Evolution of the GTP-cyclohydrolase I gene family in vertebrates. (a) Maximum-likelihood phylogeny of GchI protein sequences based on 268 AA positions (left). The tree is rooted with GchI from urochordates. Numbers at the branches denote bootstrap values (maximum likelihood/neighbor joining) above 50%. Groups (GchIa, GchIb, GchIc) were assigned according to genomic environment of gchI genes (right). GchIa and gchIb are both linked to members of the socs gene family (blue). GchIb is absent from mammalian and avian genomes, gchIc is only found in some teleost lineages. Dotted lines connect orthologous genes. (b) The gchIb region of teleosts and amphibian is syntenic to a chromosomal block in the genomes of mammals and bird lacking gchIb, suggesting that gchIb was lost secondarily in these lineages.

Figure 6

Molecular phylogeny of the GchI feedback regulatory protein in vertebrates. Maximum-likelihood phylogeny of Gchfr protein sequences based on 95 AA positions. The tree is rooted with Gchfr from nematode. Numbers at the branches denote bootstrap values (maximum likelihood/neighbor joining) above 50%. Gchfr is duplicated in salmon and rainbow trout due to the salmonid-specific tetraploidization.

Figure 7

Evolution of sepiapterin reductase genes in vertebrates. (a) Maximum-likelihood phylogeny of Spr protein sequences based on 313 AA positions. The tree is rooted with Spr from fruitfly. Numbers at the branches denote bootstrap values (maximum likelihood/neighbor joining) above 50%. Groups are assigned according to synteny. (b) Synteny of spr regions in vertebrates. The human SPR region is syntenic to two spr paralogons in Takifugu (Tru), stickleback (Gac) and zebrafish (Dre). sprb was possibly lost in Tetraodon (Tni) and medaka (Ola). Numbered bars represent genes contributing to conserved synteny, genes that do not contribute to conserved synteny are not shown. Blue indicates genes that are duplicated along with spr. Dotted lines connect orthologous genes.

Figure 8

Evolution of pcbd genes in vertebrates. (a) Maximum-likelihood phylogeny of Pcbd proteins based on 107 AA positions. The tree is rooted with Pcbd from sea urchin. Numbers at the branches denote bootstrap values (maximum likelihood/neighbor joining) above 50%. Pcbd was duplicated in vertebrates (Pcbd1 and Pcbd2). In Takifugu, two pcbd1 are observed in scaffolds 53 and 178. The latter (red) is a retro-pseudogene. (b) Exon-intron structure of Pcbd1. Pcbd1 from human and Takifugu scaffold 53 consists of four exons indicated by 4 blocks. Takifugu scaffold 178 contains a "processed" pseudogene with a single exon (bottom row) and a premature stop codon (arrowhead).

Figure 9

Evolution of dihydropteridine reductase genes in vertebrates. (a) Maximum-likelihood phylogeny of Dhpr protein sequences based on 247 AA positions. The tree is rooted with Dhpr from urochordates. Numbers at the branches denote bootstrap values (maximum likelihood/neighbor joining) above 50%. (b) Synteny of dhpr regions in vertebrates. The human DHPR region is syntenic to two paralogons in Tetradon (Tni), stickleback (Gac), medaka (Ola) and zebrafish (Dre).
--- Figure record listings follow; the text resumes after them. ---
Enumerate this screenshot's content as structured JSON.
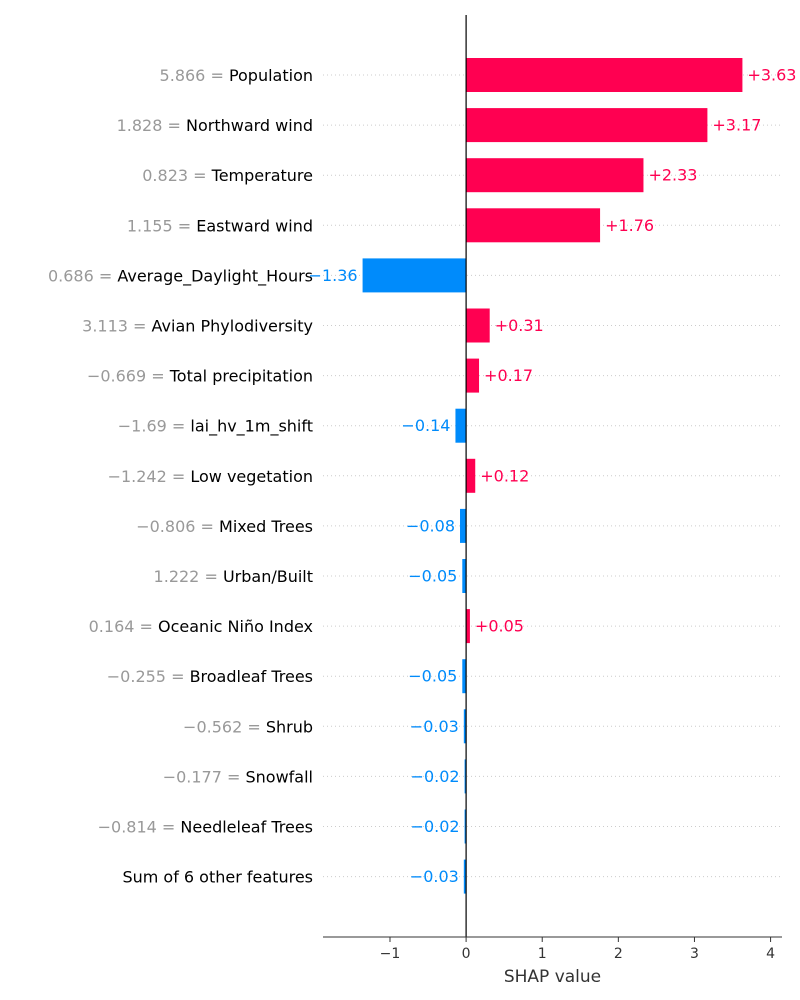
{
  "chart_data": {
    "type": "bar",
    "orientation": "horizontal",
    "title": "",
    "xlabel": "SHAP value",
    "ylabel": "",
    "xlim": [
      -1.88,
      4.15
    ],
    "xticks": [
      -1,
      0,
      1,
      2,
      3,
      4
    ],
    "xtick_labels": [
      "−1",
      "0",
      "1",
      "2",
      "3",
      "4"
    ],
    "grid": "dotted horizontal row guides",
    "colors": {
      "positive": "#ff0051",
      "negative": "#008bfb",
      "axis": "#000000",
      "feature_value": "#999999"
    },
    "rows": [
      {
        "feature_value": "5.866",
        "feature": "Population",
        "value": 3.63,
        "label": "+3.63"
      },
      {
        "feature_value": "1.828",
        "feature": "Northward wind",
        "value": 3.17,
        "label": "+3.17"
      },
      {
        "feature_value": "0.823",
        "feature": "Temperature",
        "value": 2.33,
        "label": "+2.33"
      },
      {
        "feature_value": "1.155",
        "feature": "Eastward wind",
        "value": 1.76,
        "label": "+1.76"
      },
      {
        "feature_value": "0.686",
        "feature": "Average_Daylight_Hours",
        "value": -1.36,
        "label": "−1.36"
      },
      {
        "feature_value": "3.113",
        "feature": "Avian Phylodiversity",
        "value": 0.31,
        "label": "+0.31"
      },
      {
        "feature_value": "−0.669",
        "feature": "Total precipitation",
        "value": 0.17,
        "label": "+0.17"
      },
      {
        "feature_value": "−1.69",
        "feature": "lai_hv_1m_shift",
        "value": -0.14,
        "label": "−0.14"
      },
      {
        "feature_value": "−1.242",
        "feature": "Low vegetation",
        "value": 0.12,
        "label": "+0.12"
      },
      {
        "feature_value": "−0.806",
        "feature": "Mixed Trees",
        "value": -0.08,
        "label": "−0.08"
      },
      {
        "feature_value": "1.222",
        "feature": "Urban/Built",
        "value": -0.05,
        "label": "−0.05"
      },
      {
        "feature_value": "0.164",
        "feature": "Oceanic Niño Index",
        "value": 0.05,
        "label": "+0.05"
      },
      {
        "feature_value": "−0.255",
        "feature": "Broadleaf Trees",
        "value": -0.05,
        "label": "−0.05"
      },
      {
        "feature_value": "−0.562",
        "feature": "Shrub",
        "value": -0.03,
        "label": "−0.03"
      },
      {
        "feature_value": "−0.177",
        "feature": "Snowfall",
        "value": -0.02,
        "label": "−0.02"
      },
      {
        "feature_value": "−0.814",
        "feature": "Needleleaf Trees",
        "value": -0.02,
        "label": "−0.02"
      },
      {
        "feature_value": "",
        "feature": "Sum of 6 other features",
        "value": -0.03,
        "label": "−0.03"
      }
    ]
  }
}
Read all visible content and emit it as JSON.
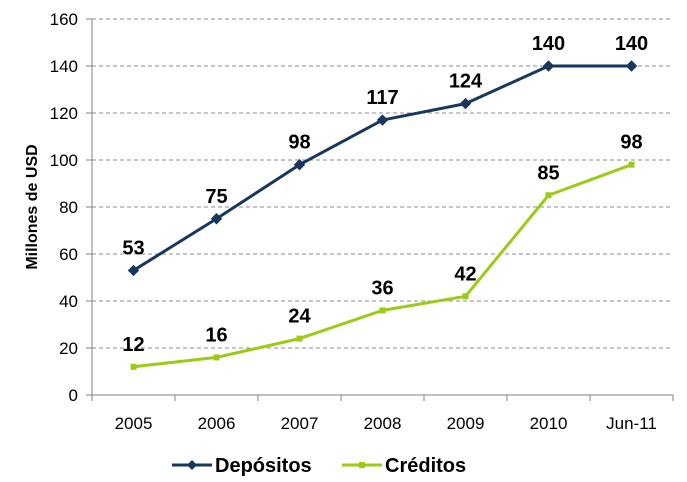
{
  "chart_data": {
    "type": "line",
    "categories": [
      "2005",
      "2006",
      "2007",
      "2008",
      "2009",
      "2010",
      "Jun-11"
    ],
    "ylabel": "Millones de USD",
    "xlabel": "",
    "ylim": [
      0,
      160
    ],
    "yticks": [
      0,
      20,
      40,
      60,
      80,
      100,
      120,
      140,
      160
    ],
    "grid": "horizontal dashed",
    "legend": "bottom",
    "series": [
      {
        "name": "Depósitos",
        "values": [
          53,
          75,
          98,
          117,
          124,
          140,
          140
        ],
        "labels": [
          "53",
          "75",
          "98",
          "117",
          "124",
          "140",
          "140"
        ],
        "color": "#17375E",
        "marker": "diamond"
      },
      {
        "name": "Créditos",
        "values": [
          12,
          16,
          24,
          36,
          42,
          85,
          98
        ],
        "labels": [
          "12",
          "16",
          "24",
          "36",
          "42",
          "85",
          "98"
        ],
        "color": "#9BCB14",
        "marker": "square"
      }
    ]
  }
}
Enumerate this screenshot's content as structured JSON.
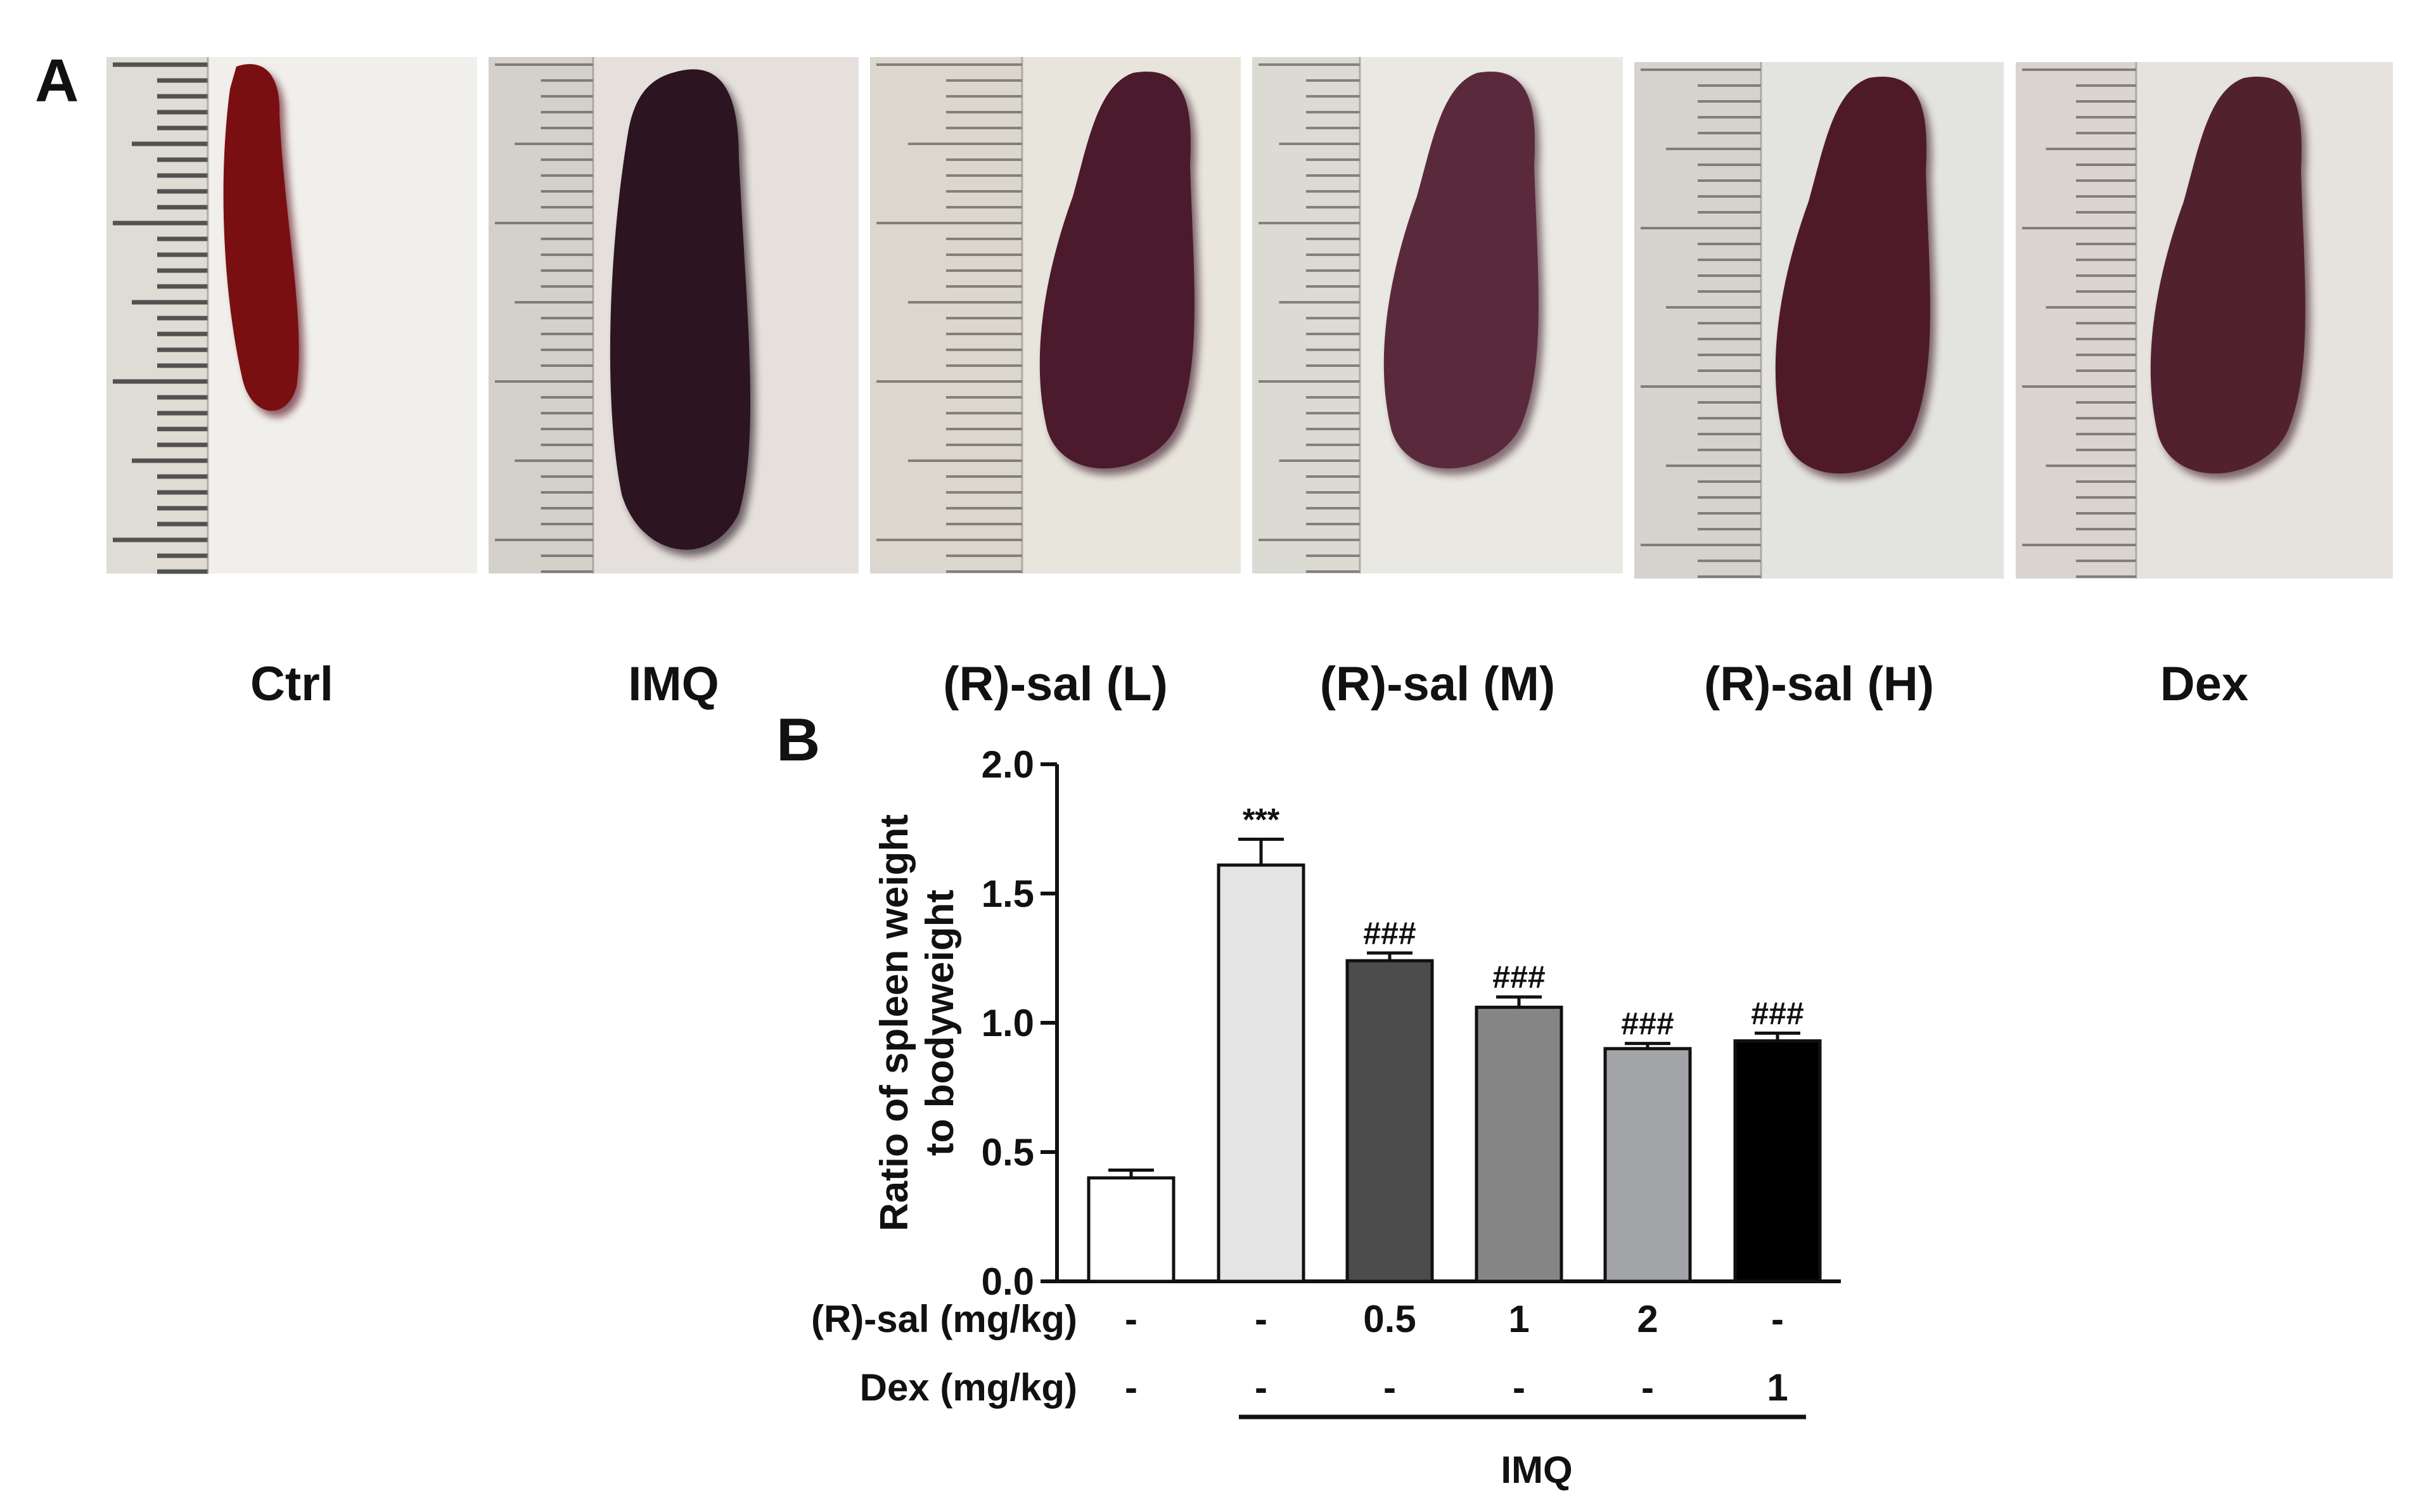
{
  "panel_a": {
    "label": "A",
    "photos": [
      {
        "label": "Ctrl",
        "bg": "#f1efec",
        "ruler": "#cfccc4",
        "organ": "#7a0f12",
        "organ_dark": "#4e0609",
        "size": "small"
      },
      {
        "label": "IMQ",
        "bg": "#e5e0dc",
        "ruler": "#c7c3bc",
        "organ": "#2c1420",
        "organ_dark": "#1a0a12",
        "size": "large"
      },
      {
        "label": "(R)-sal (L)",
        "bg": "#e8e5dd",
        "ruler": "#cfcbc1",
        "organ": "#4b1a2c",
        "organ_dark": "#33101e",
        "size": "medium"
      },
      {
        "label": "(R)-sal (M)",
        "bg": "#e9e8e3",
        "ruler": "#cfcdc6",
        "organ": "#5a2a3c",
        "organ_dark": "#3f1a29",
        "size": "medium"
      },
      {
        "label": "(R)-sal (H)",
        "bg": "#e3e3df",
        "ruler": "#c8c6bf",
        "organ": "#4e1a2a",
        "organ_dark": "#35101d",
        "size": "medium"
      },
      {
        "label": "Dex",
        "bg": "#e6e2dd",
        "ruler": "#cdc8bf",
        "organ": "#52212f",
        "organ_dark": "#3a1420",
        "size": "medium"
      }
    ]
  },
  "panel_b": {
    "label": "B",
    "row_labels": {
      "rsal": "(R)-sal (mg/kg)",
      "dex": "Dex (mg/kg)"
    },
    "bracket_label": "IMQ"
  },
  "chart_data": {
    "type": "bar",
    "ylabel": [
      "Ratio of spleen weight",
      "to bodyweight"
    ],
    "ylim": [
      0,
      2.0
    ],
    "yticks": [
      "0.0",
      "0.5",
      "1.0",
      "1.5",
      "2.0"
    ],
    "categories": [
      "Ctrl",
      "IMQ",
      "(R)-sal (L)",
      "(R)-sal (M)",
      "(R)-sal (H)",
      "Dex"
    ],
    "values": [
      0.4,
      1.61,
      1.24,
      1.06,
      0.9,
      0.93
    ],
    "errors": [
      0.03,
      0.1,
      0.03,
      0.04,
      0.02,
      0.03
    ],
    "annotations": [
      "",
      "***",
      "###",
      "###",
      "###",
      "###"
    ],
    "rsal_doses": [
      "-",
      "-",
      "0.5",
      "1",
      "2",
      "-"
    ],
    "dex_doses": [
      "-",
      "-",
      "-",
      "-",
      "-",
      "1"
    ],
    "colors": [
      "#ffffff",
      "#e4e4e4",
      "#4c4c4c",
      "#858585",
      "#a3a4a7",
      "#000000"
    ]
  }
}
Dhprb was apparently lost in Tetraodon (Tni), stickleback (Gac) and medaka (Ola) and further duplicated in zebrafish, so that two duplicates, dhprba and dhprbb, are found on chromosome 1. Numbered bars represent genes contributing to conserved synteny, genes that do not contribute to conserved synteny are not shown. Blue bars indicate genes that are also duplicated. Dotted lines connect orthologous genes.